AHCDO prophylaxis study

SUMIT PARIKH

Sumit Parikh is the AHCDO ABDR Senior Research Fellow

Prophylaxis is considered standard of care in all children with severe haemophilia. However, the timing of commencement, dosing regimen and continuation of prophylaxis into adulthood varies for each individual patient. 

Last year AHCDO conducted a large retrospective study characterising current practice with regards to the use of prophylactic clotting factor infusions in patients with haemophilia A and haemophilia B in Australia. 

Overall the proportion of patients receiving prophylaxis (according to disease severity and age) compared well with other developed nations. Prophylaxis in children and young adolescents with severe haemophilia A and haemophilia B was near universal, which is an impressive achievement and cast a positive reflection on the delivery of multidisciplinary haemophilia care in Australia. 

ADHERENCE

Adherence to prophylaxis among different age groups was also evaluated as part of the study and was determined by the ratio of observed to expected factor usage. Young adults were the most non-adherent group to prophylaxis and this was clearly evident from the results. As a consequence of this, despite patients being able to self-administer factor, non-adherence prevents them from achieving the real benefit of prophylaxis treatment (reducing bleeds and better quality of life). 
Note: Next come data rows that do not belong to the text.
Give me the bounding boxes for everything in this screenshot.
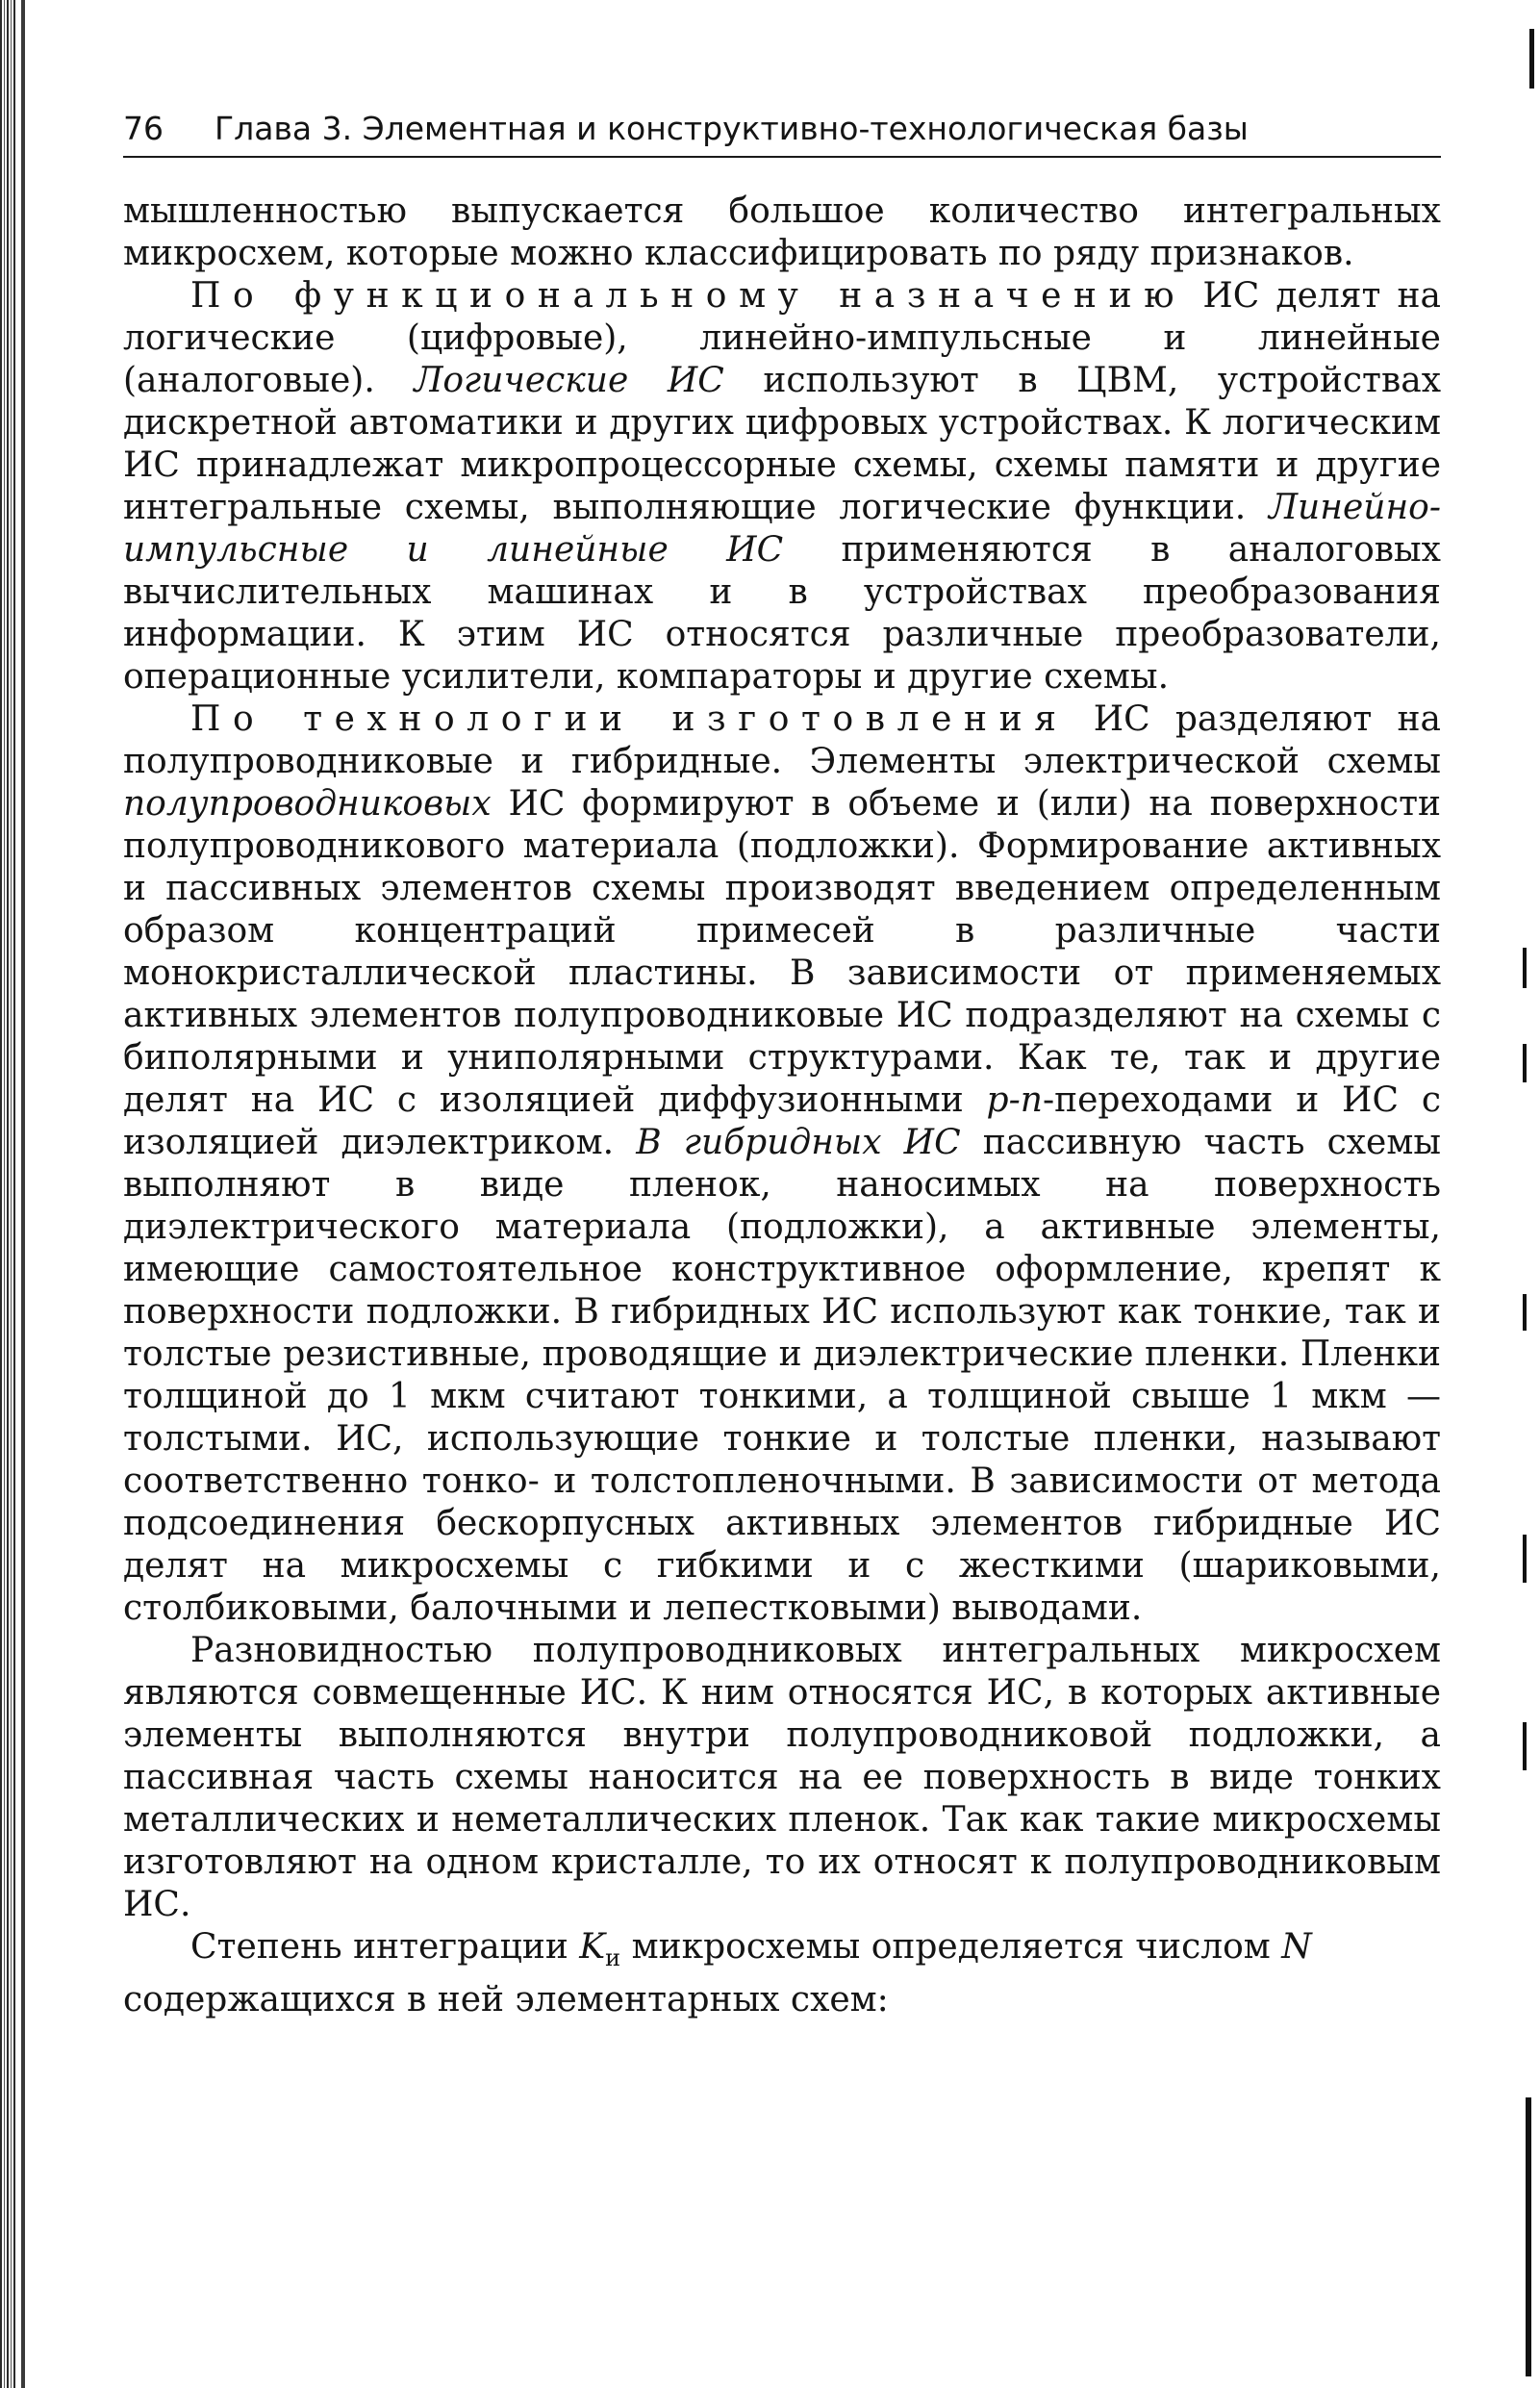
paragraph-5 xyxy=(123,1926,1441,2021)
symbol-k-subscript: и xyxy=(605,1944,621,1972)
page-number: 76 xyxy=(123,110,164,147)
text-run: микросхемы определяется числом xyxy=(620,1927,1282,1967)
paragraph-4: Разновидностью полупроводниковых интегральных микросхем являются совмещенные ИС. К ним относятся ИС, в которых активные элементы выполняются внутри полупроводниковой подложки, а пассивная часть схемы наносится на ее поверхность в виде тонких металлических и неметаллических пленок. Так как такие микросхемы изготовляют на одном кристалле, то их относят к полупроводниковым ИС. xyxy=(123,1631,1441,1924)
paragraph-2 xyxy=(123,275,1441,699)
italic-term: Линейно-импульсные и линейные ИС xyxy=(123,488,1441,570)
text-run: -переходами и ИС с изоляцией диэлектриком. xyxy=(123,1080,1441,1162)
text-run: Степень интеграции xyxy=(190,1927,580,1967)
italic-term: В гибридных ИС xyxy=(636,1123,961,1162)
scan-mark-bottom xyxy=(1526,2097,1531,2376)
text-run: применяются в аналоговых вычислительных машинах и в устройствах преобразования информации. К этим ИС относятся различные преобразователи, операционные усилители, компараторы и другие схемы. xyxy=(123,530,1441,697)
scan-mark-top xyxy=(1529,29,1534,89)
body-text xyxy=(123,191,1441,2021)
symbol-k: K xyxy=(579,1927,606,1967)
scan-mark-4 xyxy=(1523,1535,1527,1583)
text-run: ИС формируют в объеме и (или) на поверхности полупроводникового материала (подложки). Формирование активных и пассивных элементов схемы производят введением определенным образом концентраций примесей в различные части монокристаллической пластины. В зависимости от применяемых активных элементов полупроводниковые ИС подразделяют на схемы с биполярными и униполярными структурами. Как те, так и другие делят на ИС с изоляцией диффузионными xyxy=(123,784,1441,1120)
italic-term: p-n xyxy=(986,1080,1043,1120)
running-head xyxy=(123,108,1441,158)
text-run: пассивную часть схемы выполняют в виде пленок, наносимых на поверхность диэлектрического материала (подложки), а активные элементы, имеющие самостоятельное конструктивное оформление, крепят к поверхности подложки. В гибридных ИС используют как тонкие, так и толстые резистивные, проводящие и диэлектрические пленки. Пленки толщиной до 1 мкм считают тонкими, а толщиной свыше 1 мкм — толстыми. ИС, использующие тонкие и толстые пленки, называют соответственно тонко- и толстопленочными. В зависимости от метода подсоединения бескорпусных активных элементов гибридные ИС делят на микросхемы с гибкими и с жесткими (шариковыми, столбиковыми, балочными и лепестковыми) выводами. xyxy=(123,1123,1441,1628)
scan-edge-line xyxy=(21,0,25,2388)
scan-mark-2 xyxy=(1523,1044,1527,1082)
text-run: ИС делят на логические (цифровые), линейно-импульсные и линейные (аналоговые). xyxy=(123,276,1441,400)
text-run: используют в ЦВМ, устройствах дискретной автоматики и других цифровых устройствах. К логическим ИС принадлежат микропроцессорные схемы, схемы памяти и другие интегральные схемы, выполняющие логические функции. xyxy=(123,361,1442,527)
italic-term: Логические ИС xyxy=(414,361,724,400)
text-run: содержащихся в ней элементарных схем: xyxy=(123,1980,889,2020)
scan-edge-artifact xyxy=(0,0,17,2388)
italic-term: полупроводниковых xyxy=(123,784,492,824)
paragraph-1: мышленностью выпускается большое количество интегральных микросхем, которые можно классифицировать по ряду признаков. xyxy=(123,191,1441,273)
chapter-title: Глава 3. Элементная и конструктивно-технологическая базы xyxy=(215,110,1249,147)
book-page xyxy=(123,108,1441,2021)
symbol-n: N xyxy=(1281,1927,1312,1967)
text-run: ИС разделяют на полупроводниковые и гибридные. Элементы электрической схемы xyxy=(123,699,1441,781)
spaced-lead: По функциональному назначению xyxy=(190,276,1187,316)
paragraph-3 xyxy=(123,699,1441,1630)
scan-mark-1 xyxy=(1523,948,1527,988)
scan-mark-5 xyxy=(1523,1722,1527,1770)
spaced-lead: По технологии изготовления xyxy=(190,699,1069,739)
scan-mark-3 xyxy=(1523,1294,1527,1331)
This study provided a valuable insight into the current prophylaxis practice in Australia plus an opportunity to take this further and formally assess the real benefit of prophylaxis. 

BLEED OUTCOMES AND MYABDR

The biggest challenge to formally assess the real benefit of prophylaxis is the need to actively monitor bleed outcome. MyABDR is a secure app for smartphones and a website for patients with bleeding disorders to self-record their home treatments and bleeds. However, the uptake of MyABDR has been disappointingly low, which means that a reliable assessment of how effective the prophylaxis treatment has been for patients cannot be determined. There are a lot of resources and support material available for patients and their caregivers to assist in using the MyABDR application and its features and it is in everyone’s best interests to take advantage of this and make the most of the application. This is because the usefulness of the ‘MyABDR’ application is not restricted to self-assessment but it also builds the knowledge base to be able to determine the effectiveness of various treatments provided to patients with bleeding disorders. The community could gain enormously with individualised prophylaxis, emerging extended half-life products and other novel treatment regimes, however this cannot be ascertained without being able to formally assess the treatment outcomes.